The only difference I think between reading these books 'early' as opposed to the 'expected' age is the level of discussion and how it applies to the child. e.g. DS in year 1 has lots more experience of films (as opposed to cartoon films) than he would have had in reception so could relate a lot more of it and we could have really good discussions about the book.
He brought home a level 14 book when he was in reception (by mistake) he could physically read the words, but large amounts of the plot went way over his head.

freetrait Fri 10-May-13 10:26:04

Yes, DS started Y1 bringing home some Treetops.
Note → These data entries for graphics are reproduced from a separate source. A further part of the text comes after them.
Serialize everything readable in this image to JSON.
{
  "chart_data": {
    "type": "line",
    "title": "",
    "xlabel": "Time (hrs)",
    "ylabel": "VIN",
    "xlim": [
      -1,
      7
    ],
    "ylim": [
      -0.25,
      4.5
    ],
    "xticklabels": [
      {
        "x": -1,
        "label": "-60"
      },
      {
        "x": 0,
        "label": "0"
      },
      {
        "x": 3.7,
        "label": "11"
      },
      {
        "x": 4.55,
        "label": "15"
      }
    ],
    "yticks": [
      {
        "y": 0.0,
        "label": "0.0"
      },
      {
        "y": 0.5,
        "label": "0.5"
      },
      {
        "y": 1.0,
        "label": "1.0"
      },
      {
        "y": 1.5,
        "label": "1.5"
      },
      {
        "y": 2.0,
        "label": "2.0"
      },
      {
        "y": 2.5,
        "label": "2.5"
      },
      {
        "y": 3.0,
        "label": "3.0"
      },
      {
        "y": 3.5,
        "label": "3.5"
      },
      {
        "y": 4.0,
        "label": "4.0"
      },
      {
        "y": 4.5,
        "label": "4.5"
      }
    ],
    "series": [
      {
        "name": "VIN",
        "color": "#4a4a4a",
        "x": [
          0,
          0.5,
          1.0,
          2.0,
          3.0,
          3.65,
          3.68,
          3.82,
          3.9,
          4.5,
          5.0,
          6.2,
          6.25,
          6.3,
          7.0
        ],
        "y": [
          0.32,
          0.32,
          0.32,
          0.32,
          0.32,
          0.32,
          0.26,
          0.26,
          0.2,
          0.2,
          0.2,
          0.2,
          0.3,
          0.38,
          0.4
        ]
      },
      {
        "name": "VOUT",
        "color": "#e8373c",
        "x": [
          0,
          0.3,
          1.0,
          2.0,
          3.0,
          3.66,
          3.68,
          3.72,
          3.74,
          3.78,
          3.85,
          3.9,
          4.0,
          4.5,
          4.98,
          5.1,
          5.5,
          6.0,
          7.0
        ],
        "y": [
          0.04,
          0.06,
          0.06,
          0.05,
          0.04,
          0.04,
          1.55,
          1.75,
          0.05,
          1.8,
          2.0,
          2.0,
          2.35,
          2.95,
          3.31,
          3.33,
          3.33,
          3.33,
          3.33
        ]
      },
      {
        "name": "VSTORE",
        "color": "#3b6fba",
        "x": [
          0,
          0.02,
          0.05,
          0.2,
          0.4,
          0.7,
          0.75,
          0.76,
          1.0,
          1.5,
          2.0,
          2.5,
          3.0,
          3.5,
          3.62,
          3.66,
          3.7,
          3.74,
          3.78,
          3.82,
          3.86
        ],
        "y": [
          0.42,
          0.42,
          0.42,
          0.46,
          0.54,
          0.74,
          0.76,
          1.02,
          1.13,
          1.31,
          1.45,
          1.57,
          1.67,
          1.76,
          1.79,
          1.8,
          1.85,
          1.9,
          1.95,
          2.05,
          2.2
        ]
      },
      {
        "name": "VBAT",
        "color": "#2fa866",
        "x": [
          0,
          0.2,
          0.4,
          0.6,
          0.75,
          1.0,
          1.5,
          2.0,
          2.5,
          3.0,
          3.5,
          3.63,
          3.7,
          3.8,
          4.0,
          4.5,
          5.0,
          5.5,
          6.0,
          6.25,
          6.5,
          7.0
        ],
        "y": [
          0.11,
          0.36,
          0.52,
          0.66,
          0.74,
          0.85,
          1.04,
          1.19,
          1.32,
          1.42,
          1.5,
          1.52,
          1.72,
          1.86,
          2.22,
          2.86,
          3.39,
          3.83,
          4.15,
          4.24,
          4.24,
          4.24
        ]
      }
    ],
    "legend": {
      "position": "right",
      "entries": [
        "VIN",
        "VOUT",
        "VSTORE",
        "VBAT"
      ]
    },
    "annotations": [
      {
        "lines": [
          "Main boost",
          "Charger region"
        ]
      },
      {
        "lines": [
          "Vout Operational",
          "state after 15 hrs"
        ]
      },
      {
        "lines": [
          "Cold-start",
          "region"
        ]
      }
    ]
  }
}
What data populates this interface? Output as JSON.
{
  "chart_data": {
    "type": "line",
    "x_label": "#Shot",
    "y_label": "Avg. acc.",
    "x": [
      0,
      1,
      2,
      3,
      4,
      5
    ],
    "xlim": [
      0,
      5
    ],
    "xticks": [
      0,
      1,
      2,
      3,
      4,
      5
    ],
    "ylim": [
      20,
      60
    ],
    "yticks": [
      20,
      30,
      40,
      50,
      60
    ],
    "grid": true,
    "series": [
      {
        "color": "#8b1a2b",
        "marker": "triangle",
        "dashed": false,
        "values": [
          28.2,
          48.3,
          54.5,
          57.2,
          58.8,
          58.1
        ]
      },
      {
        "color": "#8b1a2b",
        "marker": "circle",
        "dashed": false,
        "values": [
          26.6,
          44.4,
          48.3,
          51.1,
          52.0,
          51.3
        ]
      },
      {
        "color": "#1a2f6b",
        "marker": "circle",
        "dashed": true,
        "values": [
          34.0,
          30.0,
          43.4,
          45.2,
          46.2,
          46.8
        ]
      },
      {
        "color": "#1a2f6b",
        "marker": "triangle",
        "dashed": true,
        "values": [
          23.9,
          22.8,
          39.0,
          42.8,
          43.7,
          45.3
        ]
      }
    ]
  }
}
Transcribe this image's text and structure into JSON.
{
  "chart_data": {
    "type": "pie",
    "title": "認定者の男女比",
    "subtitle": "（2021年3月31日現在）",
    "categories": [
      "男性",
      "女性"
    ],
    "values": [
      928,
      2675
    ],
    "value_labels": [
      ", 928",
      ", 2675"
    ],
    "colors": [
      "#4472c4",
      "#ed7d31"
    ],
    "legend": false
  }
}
He could read them fine, but we found ourselves doing a lot of explaining about some of the stories (eg one all about a cricket tournament, he had NO experience of cricket smile). It was good when he moved onto other things that he could relate to better.

I think your DD's teacher is being a bit cautious/cop out. Yes, some books are not suitable for 5/6 year olds but there are a lot they can access, and certainly when they are getting nearer 7 all sorts.

Periwinkle007 Fri 10-May-13 10:26:15

ok if my daughter had brought home one about killer viruses I wouldn't have been happy and she would have been hysterical

freetrait Fri 10-May-13 10:28:18

Shows you the difference a year or two can make and how perhaps a bit of caution is needed for 5 and 6 year olds. DS would be really interested in killer viruses now (he's 6.5) but a year ago he may have freaked out/not been able to relate.

Wheresmycaffeinedrip Fri 10-May-13 10:38:58

Surely teachers will quite happily issue another book if one wasn't really suitable?? I always check the books first.

Periwinkle007 Fri 10-May-13 11:44:58

I am not sure my daughter will ever be ready for killer viruses but perhaps that is just her smile

we returned a book half read once because my daughter said it was scaring her and the teacher just changed it. it was a nice story about dragons....

Lucky13 Fri 10-May-13 19:34:35

It's interesting that a lot of teachers will go through the books prior to issue.
We are quite happy to stick with library books until the end of term. We have lots of suitable books at home too.

I'm not sure I'm ready to discuss killer viruses yet either!

Maybe once she goes into Yr1 we'll discuss it again with her new teacher.

learnandsay Sat 11-May-13 11:53:17

It also depends on how well the book explains a completely alien subject. The Usborne books are frequently brilliant at doing that. Other books are sometimes not so.